# Need to find a dark soundtrack for my haunt



## Howlinmadjack (Jul 20, 2009)

Hey y'all, I was hoping to get some help finding a really dark and moody soundtrack for my haunt this year, I played Nox Arcana's Darklore Manner, and I love the way it sounds, but I'm tired of it. I've searched the net, but keep coming up with the same stuff, Midnight Syndicate, Nox Arcana, and the like, which are all fine, but I own all there stuff, and what I'm looking for is darker and grimmer. Any suggestions? Thanks in advance for any help!!


----------



## Howlinmadjack (Jul 20, 2009)

Oops, sorry I posted in the wrong section!!


----------



## easycraig (Aug 30, 2011)

-its not a ton of music.... but the first minute and a half of ELO's Fire on High has always struct me as perfect Halloween music. I usually splice this into our music as some point during the evening.....

here on youtube:


----------



## RoxyBlue (Oct 6, 2008)

You could always try classical. Found this on Amazon.com and you can preview the tracks to see if they fit what you have in mind:

Amazon.com: The 99 Darkest Pieces Of Classical Music: Various Artists: MP3 [email protected]@[email protected]@http://ecx.images-amazon.com/images/I/[email protected]@[email protected]@51nVr5LJ36L

They're mp3 format, so you only have to buy what you like, too.


----------



## NoxRequiem (Feb 25, 2011)

I haven't heard a lot of this artist's work, but this piece at least is pretty dark.


----------



## RoxyBlue (Oct 6, 2008)

You could also look into soundtracks done by Hans Zimmer - probably best known by most folks for his Pirates of the Caribbean music. He's worked on a number of movies that have dark soundtracks, including Sherlock Holmes, The Dark Knight, Batman Begins, and many others:

http://www.imdb.com/name/nm0001877/


----------



## Dark Lord (Jul 25, 2007)

PM'ed you a link to some stuff I have you might like.


----------



## Howlinmadjack (Jul 20, 2009)

Hey Dark Lord, I'm having difficulty getting on to the sight to listen to the sound tracks. Do I have to do something to actually be able to listen to the music?


----------



## Howlinmadjack (Jul 20, 2009)

Thanks for all the advice, unfortunately I couldn't listen to the majority of the clips for some reason. I was only able to listen to Nox Requiem's clip, which was really cool, but a bit too much down time between the verses.


----------



## Dark Lord (Jul 25, 2007)

howlin mad jack said:


> Hey Dark Lord, I'm having difficulty getting on to the sight to listen to the sound tracks. Do I have to do something to actually be able to listen to the music?
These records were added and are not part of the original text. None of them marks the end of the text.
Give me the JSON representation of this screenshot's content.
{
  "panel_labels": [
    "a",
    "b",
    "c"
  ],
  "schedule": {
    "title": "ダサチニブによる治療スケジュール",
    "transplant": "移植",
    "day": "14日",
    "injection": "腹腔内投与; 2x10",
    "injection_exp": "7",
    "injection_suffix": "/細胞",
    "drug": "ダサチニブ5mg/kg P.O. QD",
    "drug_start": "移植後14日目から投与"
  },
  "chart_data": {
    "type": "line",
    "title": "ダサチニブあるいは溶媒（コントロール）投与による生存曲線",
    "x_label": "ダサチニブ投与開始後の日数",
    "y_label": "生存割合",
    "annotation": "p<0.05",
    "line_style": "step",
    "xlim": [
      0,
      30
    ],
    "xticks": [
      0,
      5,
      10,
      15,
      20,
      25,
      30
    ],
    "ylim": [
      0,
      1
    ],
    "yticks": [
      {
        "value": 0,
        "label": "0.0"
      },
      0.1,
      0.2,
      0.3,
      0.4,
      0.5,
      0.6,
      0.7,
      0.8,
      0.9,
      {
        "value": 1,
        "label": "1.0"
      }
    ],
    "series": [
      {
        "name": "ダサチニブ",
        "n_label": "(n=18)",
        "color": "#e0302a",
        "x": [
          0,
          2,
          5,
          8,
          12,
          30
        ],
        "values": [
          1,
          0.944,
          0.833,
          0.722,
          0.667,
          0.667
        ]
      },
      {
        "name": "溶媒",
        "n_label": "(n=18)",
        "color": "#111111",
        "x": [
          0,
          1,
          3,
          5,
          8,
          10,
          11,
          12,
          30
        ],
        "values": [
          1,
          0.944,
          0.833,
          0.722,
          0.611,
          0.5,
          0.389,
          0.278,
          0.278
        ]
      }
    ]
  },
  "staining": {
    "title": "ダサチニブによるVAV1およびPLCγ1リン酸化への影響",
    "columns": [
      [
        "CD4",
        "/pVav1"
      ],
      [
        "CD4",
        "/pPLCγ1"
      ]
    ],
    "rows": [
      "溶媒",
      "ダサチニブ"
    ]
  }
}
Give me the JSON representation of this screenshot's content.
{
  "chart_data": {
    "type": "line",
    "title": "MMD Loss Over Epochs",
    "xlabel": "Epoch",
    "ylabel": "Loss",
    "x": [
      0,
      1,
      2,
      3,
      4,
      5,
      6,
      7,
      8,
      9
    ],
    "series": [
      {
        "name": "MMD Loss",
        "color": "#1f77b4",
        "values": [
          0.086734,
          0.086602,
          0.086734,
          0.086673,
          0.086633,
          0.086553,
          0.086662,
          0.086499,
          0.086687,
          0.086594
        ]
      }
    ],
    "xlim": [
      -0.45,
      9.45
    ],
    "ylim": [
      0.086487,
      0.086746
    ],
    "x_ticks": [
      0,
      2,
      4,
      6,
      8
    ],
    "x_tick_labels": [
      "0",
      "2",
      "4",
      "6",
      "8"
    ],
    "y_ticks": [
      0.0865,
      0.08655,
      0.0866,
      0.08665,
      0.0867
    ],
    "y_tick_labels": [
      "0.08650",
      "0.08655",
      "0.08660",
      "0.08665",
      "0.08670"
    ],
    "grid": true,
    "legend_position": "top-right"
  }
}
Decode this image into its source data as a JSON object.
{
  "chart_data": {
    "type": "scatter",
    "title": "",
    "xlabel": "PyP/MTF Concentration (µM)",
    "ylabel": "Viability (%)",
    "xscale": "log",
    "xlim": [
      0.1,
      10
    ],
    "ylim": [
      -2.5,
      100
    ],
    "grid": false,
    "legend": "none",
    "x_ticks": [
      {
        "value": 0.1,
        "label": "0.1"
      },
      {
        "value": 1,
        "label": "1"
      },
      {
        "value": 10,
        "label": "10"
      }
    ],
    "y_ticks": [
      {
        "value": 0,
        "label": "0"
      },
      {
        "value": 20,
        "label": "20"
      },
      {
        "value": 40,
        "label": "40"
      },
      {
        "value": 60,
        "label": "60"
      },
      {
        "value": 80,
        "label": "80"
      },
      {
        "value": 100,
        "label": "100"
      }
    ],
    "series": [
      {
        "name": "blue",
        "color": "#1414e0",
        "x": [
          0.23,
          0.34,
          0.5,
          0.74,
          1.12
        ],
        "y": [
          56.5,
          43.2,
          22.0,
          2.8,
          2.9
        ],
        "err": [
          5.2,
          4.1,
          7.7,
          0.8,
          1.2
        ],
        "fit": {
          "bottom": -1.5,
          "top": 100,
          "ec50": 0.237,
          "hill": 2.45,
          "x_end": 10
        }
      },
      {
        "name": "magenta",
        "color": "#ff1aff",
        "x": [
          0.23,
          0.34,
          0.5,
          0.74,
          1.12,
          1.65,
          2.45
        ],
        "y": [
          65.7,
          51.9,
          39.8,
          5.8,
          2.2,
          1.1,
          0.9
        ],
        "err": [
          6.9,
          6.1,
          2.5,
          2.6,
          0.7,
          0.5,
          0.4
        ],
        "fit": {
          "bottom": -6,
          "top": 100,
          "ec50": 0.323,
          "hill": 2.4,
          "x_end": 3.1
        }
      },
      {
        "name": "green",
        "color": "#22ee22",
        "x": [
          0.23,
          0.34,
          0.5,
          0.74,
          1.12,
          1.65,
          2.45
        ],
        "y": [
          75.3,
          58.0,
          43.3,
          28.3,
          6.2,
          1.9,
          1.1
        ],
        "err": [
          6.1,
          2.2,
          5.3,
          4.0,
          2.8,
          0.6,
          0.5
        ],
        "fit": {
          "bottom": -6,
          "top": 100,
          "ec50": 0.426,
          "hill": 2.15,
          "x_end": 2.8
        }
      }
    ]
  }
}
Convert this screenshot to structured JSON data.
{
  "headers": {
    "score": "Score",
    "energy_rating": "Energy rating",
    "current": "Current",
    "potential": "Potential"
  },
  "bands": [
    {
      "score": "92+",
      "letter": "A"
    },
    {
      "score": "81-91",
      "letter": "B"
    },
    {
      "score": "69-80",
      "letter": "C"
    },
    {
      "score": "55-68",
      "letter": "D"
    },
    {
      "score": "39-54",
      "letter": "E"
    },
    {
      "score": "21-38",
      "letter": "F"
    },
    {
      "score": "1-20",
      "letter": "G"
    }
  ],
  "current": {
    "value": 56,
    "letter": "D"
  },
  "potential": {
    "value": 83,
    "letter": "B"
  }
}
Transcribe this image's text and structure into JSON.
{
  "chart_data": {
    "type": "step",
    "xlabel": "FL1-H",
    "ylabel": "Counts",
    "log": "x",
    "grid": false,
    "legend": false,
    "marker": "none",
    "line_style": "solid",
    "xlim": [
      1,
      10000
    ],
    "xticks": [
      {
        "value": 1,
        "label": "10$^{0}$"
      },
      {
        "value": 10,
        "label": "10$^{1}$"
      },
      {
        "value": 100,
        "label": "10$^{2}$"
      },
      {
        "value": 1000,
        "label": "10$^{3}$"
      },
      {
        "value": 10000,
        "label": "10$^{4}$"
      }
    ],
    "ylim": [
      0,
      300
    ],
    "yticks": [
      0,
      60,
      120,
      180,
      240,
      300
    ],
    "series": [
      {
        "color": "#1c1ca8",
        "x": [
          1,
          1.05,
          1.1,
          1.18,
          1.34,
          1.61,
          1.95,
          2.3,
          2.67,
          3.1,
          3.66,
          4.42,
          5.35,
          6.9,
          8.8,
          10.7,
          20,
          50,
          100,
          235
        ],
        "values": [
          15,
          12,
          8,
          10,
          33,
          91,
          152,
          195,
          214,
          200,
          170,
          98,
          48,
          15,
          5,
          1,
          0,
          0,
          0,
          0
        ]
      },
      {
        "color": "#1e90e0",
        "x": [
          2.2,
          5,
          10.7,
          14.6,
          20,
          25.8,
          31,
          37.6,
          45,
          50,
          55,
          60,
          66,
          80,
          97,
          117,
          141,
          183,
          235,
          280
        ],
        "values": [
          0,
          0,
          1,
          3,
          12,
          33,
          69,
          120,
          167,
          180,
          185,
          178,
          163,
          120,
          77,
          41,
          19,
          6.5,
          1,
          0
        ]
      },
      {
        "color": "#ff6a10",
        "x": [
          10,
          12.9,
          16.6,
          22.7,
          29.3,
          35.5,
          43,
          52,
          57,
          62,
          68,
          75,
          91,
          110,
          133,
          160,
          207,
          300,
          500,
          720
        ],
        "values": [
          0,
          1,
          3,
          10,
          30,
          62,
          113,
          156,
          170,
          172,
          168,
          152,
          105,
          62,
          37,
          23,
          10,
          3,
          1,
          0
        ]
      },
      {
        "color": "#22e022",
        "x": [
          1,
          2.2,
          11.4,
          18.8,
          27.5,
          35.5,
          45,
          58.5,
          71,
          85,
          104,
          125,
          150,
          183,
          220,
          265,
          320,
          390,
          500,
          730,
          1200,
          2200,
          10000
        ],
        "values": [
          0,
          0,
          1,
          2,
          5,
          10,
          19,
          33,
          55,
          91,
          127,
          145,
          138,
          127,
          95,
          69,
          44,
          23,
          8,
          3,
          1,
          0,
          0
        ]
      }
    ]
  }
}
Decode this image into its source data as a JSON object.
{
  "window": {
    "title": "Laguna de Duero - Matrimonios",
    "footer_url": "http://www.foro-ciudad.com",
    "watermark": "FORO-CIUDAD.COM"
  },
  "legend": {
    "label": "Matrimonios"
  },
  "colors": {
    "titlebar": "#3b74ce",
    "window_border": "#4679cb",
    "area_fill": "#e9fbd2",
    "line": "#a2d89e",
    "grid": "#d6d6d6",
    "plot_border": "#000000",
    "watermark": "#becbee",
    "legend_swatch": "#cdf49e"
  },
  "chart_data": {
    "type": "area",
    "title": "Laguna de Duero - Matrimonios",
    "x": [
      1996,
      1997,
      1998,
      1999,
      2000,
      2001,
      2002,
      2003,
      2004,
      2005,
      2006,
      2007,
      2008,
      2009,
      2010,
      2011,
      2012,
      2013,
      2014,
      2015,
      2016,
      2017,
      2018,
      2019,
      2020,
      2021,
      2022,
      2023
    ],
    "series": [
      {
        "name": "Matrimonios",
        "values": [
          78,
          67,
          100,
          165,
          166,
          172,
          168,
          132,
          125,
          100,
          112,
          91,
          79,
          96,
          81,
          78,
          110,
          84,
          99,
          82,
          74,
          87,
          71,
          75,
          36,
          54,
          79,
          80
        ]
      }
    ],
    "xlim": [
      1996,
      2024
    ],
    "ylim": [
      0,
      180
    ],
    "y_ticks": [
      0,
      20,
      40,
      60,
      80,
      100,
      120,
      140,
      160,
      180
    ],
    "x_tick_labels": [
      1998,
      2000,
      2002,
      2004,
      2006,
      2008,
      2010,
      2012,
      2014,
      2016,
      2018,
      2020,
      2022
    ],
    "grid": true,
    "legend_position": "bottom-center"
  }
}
Normally I set them up as separate tracks you can listen to each, so when you pick a folder, it's as a download zip file for each one - had a lot of requests to just make them zip files to be able to download all of each as a whole instead of 1 at a time ( a pain ), sorry, forgot to mention that........


----------



## Marrow (Feb 23, 2011)

I'd highly reccommend some DARK AMBIENT music.
A few artists that might be good:

Svartsinn - http://www.cycliclaw.com/index.php?...keyword=svartsinn&category_id=0&product_id=71

Kammarheit - http://www.cycliclaw.com/12thcycle.html

Lustmord- http://www.vaultprime.com/procuredark.html
All of the above are available on the ITunes Store.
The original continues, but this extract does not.